Not that the Switch comparison is all that helpful. Sure, both consoles are to be cradled, with the assistance perhaps of a lap; or to be fixed above one’s chest, with your elbows planted in the mattress like a pair of pitons. But these creatures were designed by very different companies. Whereas Nintendo likes to tuck you into its hardware, fastening the duvet snugly around your neck, Valve, following the example laid forth by its most important game, hands you a crowbar and allows you to pry. Install Windows, access the Epic Game Store and GOG, flip it over and use it to bear cups of steaming tea, or wield it as a means of self-defence—you can do, more or less, as you wish. Those at Valve may well have looked at the panoramica of the portable gaming space, and espied an opportunity for pleasant and fruitful disruption, but they don’t seem desperate to be sur le trône.

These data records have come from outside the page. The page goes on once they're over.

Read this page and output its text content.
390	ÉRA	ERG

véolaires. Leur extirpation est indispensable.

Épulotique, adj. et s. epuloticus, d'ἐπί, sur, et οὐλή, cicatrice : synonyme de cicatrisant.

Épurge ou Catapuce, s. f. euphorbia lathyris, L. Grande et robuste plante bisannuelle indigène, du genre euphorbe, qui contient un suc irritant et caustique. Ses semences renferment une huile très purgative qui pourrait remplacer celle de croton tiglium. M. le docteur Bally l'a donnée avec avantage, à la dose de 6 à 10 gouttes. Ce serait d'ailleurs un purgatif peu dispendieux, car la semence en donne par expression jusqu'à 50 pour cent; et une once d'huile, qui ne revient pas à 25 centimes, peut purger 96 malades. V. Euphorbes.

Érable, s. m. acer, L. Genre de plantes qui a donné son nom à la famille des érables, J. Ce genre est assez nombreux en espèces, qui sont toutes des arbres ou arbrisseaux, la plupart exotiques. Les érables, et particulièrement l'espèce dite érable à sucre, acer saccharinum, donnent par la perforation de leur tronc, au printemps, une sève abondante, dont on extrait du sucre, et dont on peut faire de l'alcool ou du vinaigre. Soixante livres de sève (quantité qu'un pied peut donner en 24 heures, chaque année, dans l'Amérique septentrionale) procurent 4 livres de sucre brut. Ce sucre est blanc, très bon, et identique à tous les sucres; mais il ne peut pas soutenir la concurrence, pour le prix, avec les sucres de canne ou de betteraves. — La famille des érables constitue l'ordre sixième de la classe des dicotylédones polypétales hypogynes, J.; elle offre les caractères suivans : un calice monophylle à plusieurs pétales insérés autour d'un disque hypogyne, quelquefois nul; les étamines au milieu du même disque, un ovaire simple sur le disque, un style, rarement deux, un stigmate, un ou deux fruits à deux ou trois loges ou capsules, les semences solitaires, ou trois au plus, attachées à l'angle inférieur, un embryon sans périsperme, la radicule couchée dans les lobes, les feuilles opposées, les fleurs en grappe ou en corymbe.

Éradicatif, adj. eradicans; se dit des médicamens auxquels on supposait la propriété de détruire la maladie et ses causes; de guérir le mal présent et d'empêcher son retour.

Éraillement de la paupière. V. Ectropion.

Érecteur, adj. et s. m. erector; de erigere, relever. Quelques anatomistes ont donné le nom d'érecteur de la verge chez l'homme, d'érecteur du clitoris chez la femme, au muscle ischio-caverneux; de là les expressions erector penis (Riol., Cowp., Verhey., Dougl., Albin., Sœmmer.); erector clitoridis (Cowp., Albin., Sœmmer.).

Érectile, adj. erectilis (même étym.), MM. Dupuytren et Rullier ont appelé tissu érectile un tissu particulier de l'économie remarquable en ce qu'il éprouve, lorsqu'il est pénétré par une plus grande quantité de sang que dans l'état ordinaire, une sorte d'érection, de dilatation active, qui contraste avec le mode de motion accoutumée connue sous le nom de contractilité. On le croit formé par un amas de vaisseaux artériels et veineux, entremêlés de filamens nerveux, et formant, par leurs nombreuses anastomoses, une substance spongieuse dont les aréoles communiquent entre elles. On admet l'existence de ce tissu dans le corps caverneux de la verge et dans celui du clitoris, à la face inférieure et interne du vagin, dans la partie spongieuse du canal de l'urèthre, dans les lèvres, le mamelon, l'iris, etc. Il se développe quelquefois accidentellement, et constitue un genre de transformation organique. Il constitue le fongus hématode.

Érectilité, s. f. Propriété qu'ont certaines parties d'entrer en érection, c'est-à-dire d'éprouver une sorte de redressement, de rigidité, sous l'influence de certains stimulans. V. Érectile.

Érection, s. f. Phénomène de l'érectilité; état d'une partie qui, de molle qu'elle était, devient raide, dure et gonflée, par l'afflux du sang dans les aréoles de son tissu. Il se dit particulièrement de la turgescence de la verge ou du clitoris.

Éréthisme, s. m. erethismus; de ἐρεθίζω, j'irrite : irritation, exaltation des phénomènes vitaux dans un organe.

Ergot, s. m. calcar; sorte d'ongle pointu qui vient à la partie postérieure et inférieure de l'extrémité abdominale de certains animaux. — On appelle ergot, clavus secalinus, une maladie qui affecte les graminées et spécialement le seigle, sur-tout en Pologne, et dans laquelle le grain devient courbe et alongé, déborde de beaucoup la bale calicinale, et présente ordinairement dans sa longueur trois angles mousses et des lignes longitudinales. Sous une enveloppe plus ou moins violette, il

So, who are these thousands who have joined the digital queue, eager to put down their deposits—paying for the opportunity to pay? There will be many who are already proud PC owners, itching to break free of their desks. But so, too, will there be many like me: those who have been bruised by PC gaming; those who wish it could be given to them in a friendlier format; those, in other words, who are in need of consolation. That has been my experience, over the last couple of weeks. First, I treated it as though it were a traditional games console. This was due, in part, to Aperture Desk Job, which is free, and which grants you a tour of the Steam Deck’s multifarious functions. The irony—in a game meant to sell you on a portable device—that its hero was enchained, as befits the title, to a desk was both welcome and weirdly fitting.
I have spent much time, in recent days, at my desk. Not playing the Steam Deck but, rather, engaged in the far superior activity of planning to play on the Steam Deck. Aperture Desk Job was not—like, say, Astro’s Playroom—a tour of games to come, all of them designed with the Steam Deck’s features in mind. It was, in fact, the most entertaining instruction manual ever made, for a gadget whose features are there to assist you in playing games designed for other hardware. As it happens, the romance of PC gaming is remarkably similar for the person that doesn’t have the necessary equipment as it is for the person that does. Both are swept up in the dream of the possible. Hence the lists, scratched down in fevered strokes of biro, of games that I can finally play. Thief: The Dark Project, System Shock, S.T.A.L.K.E.R., Vampire: The Masquerade—Bloodlines. Games that have been kept from me for years. Games that have been shut in a locked box. Love has bloomed again. Pandora comes today!